La reciente habilitación del vuelo Lima–Puerto Iguazú generó una lectura positiva en el sector turístico local, que observa en esta conexión una herramienta para ampliar el flujo de visitantes internacionales. La vinculación aérea entre ambos destinos posiciona a la región en un esquema de mayor integración global.
Desde el sector hotelero, el gerente general de Marcelo Ghione describió la ruta como un punto de inflexión para la actividad. “La creación de nuevas formas de comunicación marcan un camino que vincula con el mundo”, afirmó en diálogo con Canal Doce.
El empresario remarcó que la apertura aérea impulsa la llegada de nuevos mercados y obliga a sostener estándares de calidad.

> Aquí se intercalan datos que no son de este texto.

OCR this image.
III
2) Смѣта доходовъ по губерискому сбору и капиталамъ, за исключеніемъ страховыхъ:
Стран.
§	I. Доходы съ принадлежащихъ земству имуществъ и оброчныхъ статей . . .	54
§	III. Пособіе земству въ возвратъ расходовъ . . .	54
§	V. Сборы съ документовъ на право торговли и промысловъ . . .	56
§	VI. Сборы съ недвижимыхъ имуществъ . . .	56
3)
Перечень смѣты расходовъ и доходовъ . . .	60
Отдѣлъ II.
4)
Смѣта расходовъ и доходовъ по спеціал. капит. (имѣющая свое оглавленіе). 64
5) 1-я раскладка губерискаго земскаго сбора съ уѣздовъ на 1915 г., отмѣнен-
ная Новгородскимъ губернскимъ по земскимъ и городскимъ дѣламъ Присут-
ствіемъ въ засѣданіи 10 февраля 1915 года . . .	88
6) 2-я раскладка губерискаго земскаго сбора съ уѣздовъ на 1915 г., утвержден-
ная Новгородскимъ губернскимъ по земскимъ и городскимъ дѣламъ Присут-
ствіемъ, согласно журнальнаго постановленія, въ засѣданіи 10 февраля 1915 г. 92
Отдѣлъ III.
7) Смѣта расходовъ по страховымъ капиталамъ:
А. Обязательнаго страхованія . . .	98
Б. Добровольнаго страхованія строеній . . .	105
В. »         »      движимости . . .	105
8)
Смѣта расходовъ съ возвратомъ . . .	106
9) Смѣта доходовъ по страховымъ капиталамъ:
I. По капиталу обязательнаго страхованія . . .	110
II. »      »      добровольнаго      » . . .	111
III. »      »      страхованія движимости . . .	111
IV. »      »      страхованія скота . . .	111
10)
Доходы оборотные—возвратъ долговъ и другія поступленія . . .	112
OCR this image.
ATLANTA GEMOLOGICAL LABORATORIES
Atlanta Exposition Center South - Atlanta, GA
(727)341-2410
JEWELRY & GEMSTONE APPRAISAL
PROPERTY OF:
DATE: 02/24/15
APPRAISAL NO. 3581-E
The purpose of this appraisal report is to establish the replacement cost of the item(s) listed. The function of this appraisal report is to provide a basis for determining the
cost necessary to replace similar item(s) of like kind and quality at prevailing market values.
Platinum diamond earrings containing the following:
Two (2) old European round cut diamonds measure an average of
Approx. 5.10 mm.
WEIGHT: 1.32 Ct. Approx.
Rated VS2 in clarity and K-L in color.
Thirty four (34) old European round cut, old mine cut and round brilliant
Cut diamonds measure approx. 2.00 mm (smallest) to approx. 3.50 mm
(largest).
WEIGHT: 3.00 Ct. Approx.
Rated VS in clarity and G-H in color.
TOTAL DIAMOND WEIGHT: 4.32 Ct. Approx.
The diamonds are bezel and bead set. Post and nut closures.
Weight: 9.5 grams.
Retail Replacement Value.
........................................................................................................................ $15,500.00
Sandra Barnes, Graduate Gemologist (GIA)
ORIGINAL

En ese sentido, señaló que el destino debe prepararse para una demanda más diversificada y con exigencias internacionales.
Preparación del sector hotelero
Ghione indicó que el sector privado ya trabaja en adecuaciones para responder al crecimiento previsto de visitantes. “Estamos acompañando para fortalecer ese camino que se ha iniciado”, expresó, al referirse al proceso de expansión turística.
El referente hotelero sostuvo además que el desafío incluye inversión y planificación sostenida. “Implica presencia, inversión e inteligencia para llevar adelante este proceso”, afirmó durante la entrevista.
El sector turístico considera que la nueva ruta aérea entre Lima y Puerto Iguazú permite consolidar la llegada de visitantes desde Sudamérica hacia uno de los principales destinos naturales del país. La conectividad también favorece el intercambio cultural y comercial.
En ese marco, los actores privados destacan la necesidad de sostener la calidad de servicios para acompañar el crecimiento. La expectativa se centra en que la nueva conexión aérea contribuya a ampliar la competitividad de Puerto Iguazú dentro del mapa turístico internacional.